La clairvoyance s’estompait, mais Dan intercepta une dernière information. « Pontiac GTO Judge. »
Maintenant, Freeman souriait jusqu’aux oreilles. « Exact. Dans une casse, du côté de Sunapee. Le levier, c’est un high-hat vintage de Mack 1961. Neuf vitesses. La classe, hein ? Tu cherches du boulot ou tu regardes juste en passant ? »
Surpris par le changement de sujet, Dan hésita. Cherchait-il du travail ? Il supposait que oui. L’hospice qu’il avait vu en remontant Cranmore Avenue devait être l’endroit logique par où commencer, et — clairvoyance ou simple intuition ? — il avait dans l’idée qu’ils embaucheraient. Mais la vision de Tony à la fenêtre de la tourelle l’avait ébranlé et il n’était pas sûr de vouloir s’y présenter pour le moment.

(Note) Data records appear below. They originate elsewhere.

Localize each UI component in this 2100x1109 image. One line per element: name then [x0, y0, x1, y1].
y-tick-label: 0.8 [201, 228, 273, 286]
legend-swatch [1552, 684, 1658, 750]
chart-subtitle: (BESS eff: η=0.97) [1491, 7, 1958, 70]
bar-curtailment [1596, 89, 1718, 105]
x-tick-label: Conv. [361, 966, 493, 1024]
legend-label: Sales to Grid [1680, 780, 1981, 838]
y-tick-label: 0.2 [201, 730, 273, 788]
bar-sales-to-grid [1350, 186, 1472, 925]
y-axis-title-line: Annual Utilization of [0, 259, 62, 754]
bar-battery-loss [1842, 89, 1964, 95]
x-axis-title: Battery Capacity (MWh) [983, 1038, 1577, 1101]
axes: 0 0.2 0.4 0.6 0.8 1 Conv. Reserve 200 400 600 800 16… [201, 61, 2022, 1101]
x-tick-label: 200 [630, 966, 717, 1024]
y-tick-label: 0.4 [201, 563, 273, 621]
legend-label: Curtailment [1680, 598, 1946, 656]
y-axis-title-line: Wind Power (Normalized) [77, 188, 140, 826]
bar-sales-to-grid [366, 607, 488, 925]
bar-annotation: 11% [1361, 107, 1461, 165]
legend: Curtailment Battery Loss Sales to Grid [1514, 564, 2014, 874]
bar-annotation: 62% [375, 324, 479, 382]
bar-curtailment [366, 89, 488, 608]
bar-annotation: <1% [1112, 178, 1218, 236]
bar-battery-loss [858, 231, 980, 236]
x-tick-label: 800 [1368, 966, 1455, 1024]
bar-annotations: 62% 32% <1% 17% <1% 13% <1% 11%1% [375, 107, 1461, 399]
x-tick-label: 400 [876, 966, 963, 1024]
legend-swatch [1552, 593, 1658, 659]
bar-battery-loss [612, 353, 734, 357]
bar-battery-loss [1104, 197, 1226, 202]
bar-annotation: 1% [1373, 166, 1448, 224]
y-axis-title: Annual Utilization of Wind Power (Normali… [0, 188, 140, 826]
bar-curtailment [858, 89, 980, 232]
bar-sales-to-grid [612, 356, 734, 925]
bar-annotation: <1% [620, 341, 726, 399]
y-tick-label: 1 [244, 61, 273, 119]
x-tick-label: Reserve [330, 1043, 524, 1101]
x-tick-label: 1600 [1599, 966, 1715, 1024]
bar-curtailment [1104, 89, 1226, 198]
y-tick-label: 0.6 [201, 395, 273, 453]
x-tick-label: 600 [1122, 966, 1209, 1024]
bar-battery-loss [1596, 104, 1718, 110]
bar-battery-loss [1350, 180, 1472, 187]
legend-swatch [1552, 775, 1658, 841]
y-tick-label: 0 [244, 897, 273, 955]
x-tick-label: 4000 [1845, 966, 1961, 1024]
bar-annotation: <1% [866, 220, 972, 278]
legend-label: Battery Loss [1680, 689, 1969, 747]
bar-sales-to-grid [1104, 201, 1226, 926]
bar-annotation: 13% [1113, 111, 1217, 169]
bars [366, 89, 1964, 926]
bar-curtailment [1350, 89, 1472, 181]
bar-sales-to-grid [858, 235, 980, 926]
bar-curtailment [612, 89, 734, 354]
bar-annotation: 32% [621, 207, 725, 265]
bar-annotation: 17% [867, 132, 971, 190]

Surtout, mon petit Danny, tu veux avoir mis un peu plus de distance entre toi et ta dernière biture avant de te pointer là-bas pour poser ta candidature. Même si la seule chose qu’ils ont à t’offrir, c’est de passer la polisseuse de nuit.
La voix de Dick Hallorann. Dan n’avait pas repensé à Dick depuis longtemps. Peut-être bien depuis Wilmington.
À l’approche de l’été — une saison pour laquelle Frazier avait clairement trouvé une raison — les commerces embaucheraient toutes sortes de saisonniers. Mais entre Teenytown et un Chili’s à la galerie marchande du coin, y avait pas photo. Il choisissait Teenytown sans hésiter. Il s’apprêtait à répondre à Freeman, qui l’observait avec une franche curiosité, quand Hallorann se manifesta à nouveau.
Tes chances risquent de se réduire, petit. T’approches le cap des trente.
« Oui, dit-il. Je cherche du boulot.